Graves' Disease - Pathophysiology

Pathophysiology

In Graves' disease, an autoimmune disorder, the body produces antibodies to the TSH-Rs. (Antibodies to thyroglobulin and to the thyroid hormones T3 and T4 may also be produced.) These antibodies (TSHR-Ab) bind to the TSH-Rs, which are located on the cells that produce thyroid hormone in the thyroid gland (follicular cells), and chronically stimulate them, resulting in an abnormally high production of T3 and T4. This causes the clinical symptoms of hyperthyroidism, and the enlargement of the thyroid gland (visible as goitre).

The infiltrative exophthalmos, frequently encountered, has been explained by postulating the thyroid gland and the extraocular muscles share common antigens recognized by the antibodies. Antibodies binding to the extraocular muscles would cause swelling behind the eyeball. This swelling may be the consequence of mucopolysacharide deposition posterior to the eyes, a symptom tangentially related to Graves'. The "orange peel" skin has been explained by the infiltration of antibodies under the skin, causing an inflammatory reaction and subsequent fibrous plaques.

Three types of autoantibodies to the TSH-R are currently recognized:

• Thyroid-stimulating immunoglobulins (mainly immunoglobulin G) act as long-acting thyroid stimulants, activating the cells in a longer and slower way than the normal thyroid-stimulating hormone (TSH), leading to an elevated production of thyroid hormone.

• Thyroid growth immunoglobulins bind directly to the TSH-Rs, and have been implicated in the growth of thyroid follicles.

• Thyrotropin binding-inhibiting immunoglobulins inhibit the normal union of TSH with its receptor. Some will actually act as if TSH itself is binding to its receptor, thus inducing thyroid function. Other types may not stimulate the thyroid gland, but will prevent thyroid-stimulating immunoglobulin and TSH from binding to and stimulating the receptor.

In their study of thyrotoxic patients, Sensenbach et al. found cerebral blood flow is increased, cerebral vascular resistance is decreased, arteriovenous oxygen difference is decreased, and oxygen consumption is unchanged. They found, during treatment, brain size was decreased significantly, and ventricular size was increased. The cause of this remarkable change is unknown, but may involve osmotic regulation. A study by Singh et al. showed for the first time that differential thyroidal status induces apoptosis in adult cerebral cortex. T3 acts directly on cerebral cortex mitochondria and induces release of cytochrome C to induce apoptosis. The adult cerebellum seems to be less responsive to changes in thyroidal status.

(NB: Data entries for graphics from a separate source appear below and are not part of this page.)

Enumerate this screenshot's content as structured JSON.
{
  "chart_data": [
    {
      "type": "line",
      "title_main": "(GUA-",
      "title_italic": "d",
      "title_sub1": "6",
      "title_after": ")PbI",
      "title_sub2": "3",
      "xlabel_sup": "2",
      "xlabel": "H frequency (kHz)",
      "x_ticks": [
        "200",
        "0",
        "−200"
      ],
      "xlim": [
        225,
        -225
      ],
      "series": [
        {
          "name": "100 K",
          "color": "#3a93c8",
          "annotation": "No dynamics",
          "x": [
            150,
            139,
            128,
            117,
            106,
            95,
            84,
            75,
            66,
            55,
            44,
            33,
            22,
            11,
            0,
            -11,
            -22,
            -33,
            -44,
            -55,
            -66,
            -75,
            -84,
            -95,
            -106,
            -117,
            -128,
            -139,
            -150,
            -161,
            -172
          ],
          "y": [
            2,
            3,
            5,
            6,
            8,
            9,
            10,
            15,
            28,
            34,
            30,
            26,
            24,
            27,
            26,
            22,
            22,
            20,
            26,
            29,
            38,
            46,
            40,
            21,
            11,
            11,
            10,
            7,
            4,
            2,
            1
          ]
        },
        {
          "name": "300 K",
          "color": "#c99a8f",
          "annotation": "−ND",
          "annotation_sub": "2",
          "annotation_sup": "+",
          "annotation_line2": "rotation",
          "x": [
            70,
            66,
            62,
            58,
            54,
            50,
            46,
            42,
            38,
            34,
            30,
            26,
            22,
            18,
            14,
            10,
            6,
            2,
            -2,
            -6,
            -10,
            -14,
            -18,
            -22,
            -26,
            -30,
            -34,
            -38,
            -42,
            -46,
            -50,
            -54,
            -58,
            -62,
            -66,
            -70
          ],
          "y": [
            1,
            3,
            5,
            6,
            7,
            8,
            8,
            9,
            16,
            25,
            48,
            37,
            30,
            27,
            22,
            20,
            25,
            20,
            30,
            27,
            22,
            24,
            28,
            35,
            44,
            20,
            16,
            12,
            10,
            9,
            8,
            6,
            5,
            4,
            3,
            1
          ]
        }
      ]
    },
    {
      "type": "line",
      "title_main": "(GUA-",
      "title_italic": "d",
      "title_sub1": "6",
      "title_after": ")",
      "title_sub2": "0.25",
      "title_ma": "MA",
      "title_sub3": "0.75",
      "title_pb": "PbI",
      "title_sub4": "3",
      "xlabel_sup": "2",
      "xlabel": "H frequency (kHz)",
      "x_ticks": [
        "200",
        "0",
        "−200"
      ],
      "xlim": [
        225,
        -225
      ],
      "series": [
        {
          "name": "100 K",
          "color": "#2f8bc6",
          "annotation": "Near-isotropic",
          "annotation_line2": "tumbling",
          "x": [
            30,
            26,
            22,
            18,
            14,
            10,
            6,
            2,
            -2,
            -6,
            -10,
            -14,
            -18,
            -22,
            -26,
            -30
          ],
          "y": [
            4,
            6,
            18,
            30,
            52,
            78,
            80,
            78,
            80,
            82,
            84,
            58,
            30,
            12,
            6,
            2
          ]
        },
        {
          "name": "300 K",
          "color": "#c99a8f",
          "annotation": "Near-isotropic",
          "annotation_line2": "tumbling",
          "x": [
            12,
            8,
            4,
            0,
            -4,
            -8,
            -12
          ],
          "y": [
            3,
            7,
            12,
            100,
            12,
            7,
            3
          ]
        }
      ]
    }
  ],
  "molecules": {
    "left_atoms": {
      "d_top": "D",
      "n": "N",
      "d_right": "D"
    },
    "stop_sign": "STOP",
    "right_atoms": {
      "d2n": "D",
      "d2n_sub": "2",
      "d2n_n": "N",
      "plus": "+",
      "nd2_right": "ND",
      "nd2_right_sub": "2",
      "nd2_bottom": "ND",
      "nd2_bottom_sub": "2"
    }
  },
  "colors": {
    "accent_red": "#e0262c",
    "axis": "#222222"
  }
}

Hyperthyroidism causes lower levels of apolipoprotein (A), HDL, and ratio of total/HDL cholesterol. The processes and pathways mediating the intermediary metabolism of carbohydrates, lipids, and proteins are all affected by thyroid hormones in almost all tissues. Protein formation and destruction are both accelerated in hyperthyroidism. The absorption of vitamin A is increased and conversion of carotene to vitamin A is accelerated (the requirements of the body are likewise increased, and low blood concentrations of vitamin A may be found). Requirements for thiamine and B₆ and B₁₂ are increased. Lack of the B vitamins has been implicated as a cause of liver damage in thyrotoxicosis. Hyperthyroidism can also augment calcium levels in the blood by as much as 25% (hypercalcaemia). An increased excretion of calcium and phosphorus in the urine and stool can result in bone loss from osteoporosis. Also, parathyroid hormone levels tend to be suppressed in hyperthyroidism, possibly in response to elevated calcium levels.